BUNU İLK RANDEVU OLARAK SAY

1 2 0
                                    

Dün uyumadan önce aklıma sürekli Finn geliyordu ama sonunda uyuyabildim ve rahatladım. Sabah uyandığımda hiç beklemeden üstümü giydim. Altıma bol siyah bir pantolon ve üstüme yapışan beyaz bir tişört giyindim son olarakta siyah uzun bir hırka aldıktan sonra hemen saçımı tarayıp açık bıraktım sonra da çantamı hazırladım. Çantamın içine bilgisayarımı, cüzdanımı, yastığımı, dünkü örtüyü koydum ve işimi bitirdim. Herkes uyuyordu, sessizce aşağı indim, bir not yazdım

Anne bu gün canım dışarıda kahvaltı yapmak istiyor o yüzden ben dışarı çıkıyorum. Merak etme anahtarımı aldım.
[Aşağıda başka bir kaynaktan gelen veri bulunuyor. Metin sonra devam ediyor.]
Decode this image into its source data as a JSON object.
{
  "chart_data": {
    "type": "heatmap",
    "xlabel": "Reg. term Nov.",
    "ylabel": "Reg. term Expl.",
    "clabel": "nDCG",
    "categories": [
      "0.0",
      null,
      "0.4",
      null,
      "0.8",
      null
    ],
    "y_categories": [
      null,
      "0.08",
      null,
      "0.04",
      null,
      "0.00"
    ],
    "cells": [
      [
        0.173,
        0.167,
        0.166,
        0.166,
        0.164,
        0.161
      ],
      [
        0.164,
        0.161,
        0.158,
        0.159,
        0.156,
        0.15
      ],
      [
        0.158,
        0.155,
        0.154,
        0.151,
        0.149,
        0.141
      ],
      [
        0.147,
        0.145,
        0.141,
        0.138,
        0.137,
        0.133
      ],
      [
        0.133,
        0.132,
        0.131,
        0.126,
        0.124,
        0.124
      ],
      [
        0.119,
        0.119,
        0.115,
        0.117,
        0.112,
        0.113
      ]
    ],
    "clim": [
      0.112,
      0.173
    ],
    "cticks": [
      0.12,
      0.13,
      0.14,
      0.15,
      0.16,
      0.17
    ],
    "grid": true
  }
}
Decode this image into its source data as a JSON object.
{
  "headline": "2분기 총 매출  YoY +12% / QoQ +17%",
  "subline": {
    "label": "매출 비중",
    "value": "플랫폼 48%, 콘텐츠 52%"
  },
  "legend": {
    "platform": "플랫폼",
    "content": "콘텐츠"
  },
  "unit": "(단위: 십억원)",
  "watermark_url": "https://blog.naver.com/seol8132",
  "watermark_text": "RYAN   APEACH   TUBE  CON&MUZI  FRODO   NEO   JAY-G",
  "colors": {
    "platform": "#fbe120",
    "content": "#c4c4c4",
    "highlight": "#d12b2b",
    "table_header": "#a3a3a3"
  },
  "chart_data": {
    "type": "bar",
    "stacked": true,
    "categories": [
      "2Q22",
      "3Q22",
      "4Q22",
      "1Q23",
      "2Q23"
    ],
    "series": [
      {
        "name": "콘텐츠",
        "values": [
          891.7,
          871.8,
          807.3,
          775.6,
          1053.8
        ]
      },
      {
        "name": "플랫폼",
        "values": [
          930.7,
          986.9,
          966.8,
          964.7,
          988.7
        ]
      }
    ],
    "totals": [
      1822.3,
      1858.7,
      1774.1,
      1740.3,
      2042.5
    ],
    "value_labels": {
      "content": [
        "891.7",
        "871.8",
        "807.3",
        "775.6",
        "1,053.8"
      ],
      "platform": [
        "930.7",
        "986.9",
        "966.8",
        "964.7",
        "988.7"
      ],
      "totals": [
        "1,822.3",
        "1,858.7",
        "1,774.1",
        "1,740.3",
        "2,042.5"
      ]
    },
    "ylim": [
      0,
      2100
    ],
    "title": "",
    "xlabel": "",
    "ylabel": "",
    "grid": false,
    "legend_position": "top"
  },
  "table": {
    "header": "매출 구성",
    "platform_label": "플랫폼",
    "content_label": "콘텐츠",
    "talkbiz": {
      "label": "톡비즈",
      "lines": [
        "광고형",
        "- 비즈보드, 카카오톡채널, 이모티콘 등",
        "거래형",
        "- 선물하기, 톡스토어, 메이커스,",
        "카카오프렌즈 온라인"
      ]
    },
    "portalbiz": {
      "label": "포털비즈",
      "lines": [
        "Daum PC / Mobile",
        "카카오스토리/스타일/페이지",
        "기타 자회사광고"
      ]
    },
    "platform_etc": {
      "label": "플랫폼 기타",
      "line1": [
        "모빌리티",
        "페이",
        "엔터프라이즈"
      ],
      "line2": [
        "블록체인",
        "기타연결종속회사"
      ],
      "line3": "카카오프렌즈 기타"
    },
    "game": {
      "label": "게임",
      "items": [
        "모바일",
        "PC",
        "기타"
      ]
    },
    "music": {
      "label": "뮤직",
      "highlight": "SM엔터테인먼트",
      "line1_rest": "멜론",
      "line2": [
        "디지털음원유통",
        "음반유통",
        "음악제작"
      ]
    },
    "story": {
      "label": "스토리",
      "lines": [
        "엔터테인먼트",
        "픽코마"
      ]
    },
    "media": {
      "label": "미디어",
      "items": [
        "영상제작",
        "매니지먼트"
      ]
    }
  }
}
Seni seviyorum
- Cora

Evet bu gün gerçekten de canım dışarda yemek istiyordu ama kafede değilde piknik gibi olmasını istiyordum bu yüzden hemen bir değil iki sandviç hazırladım çünkü kolay doymam ve kolay kilo almam bu yüzden Lisa ile baya didişirdik neyse sonra dışarı çıktım ve ormanlık alana yürümeye başlamıştım ki aklıma meyve suyu almadığım aklıma geldi ahh nasıl bu kadar salak olabilirim ama bir dakika ormanlık alanın oralarda bir market vardı, şimdi sorun çözüldü işte. Hemen markete doğru yöneldim ve içeri girmemle Skylar' a çarpmam bir oldu, acaba bu çocuk benimi takip ediyor yoksa Tanrı' nın bizim için planlarımı var bilmiyorum ama yani saat nerdeyse sabahın yedisi hadi ama, ve yine kendimizi birbirimize bakarken bulduk

S: vay be çok erkencisin Hope

C: sende

S: günaydın

C: sanada, acaba bu saatte neden markettesin ?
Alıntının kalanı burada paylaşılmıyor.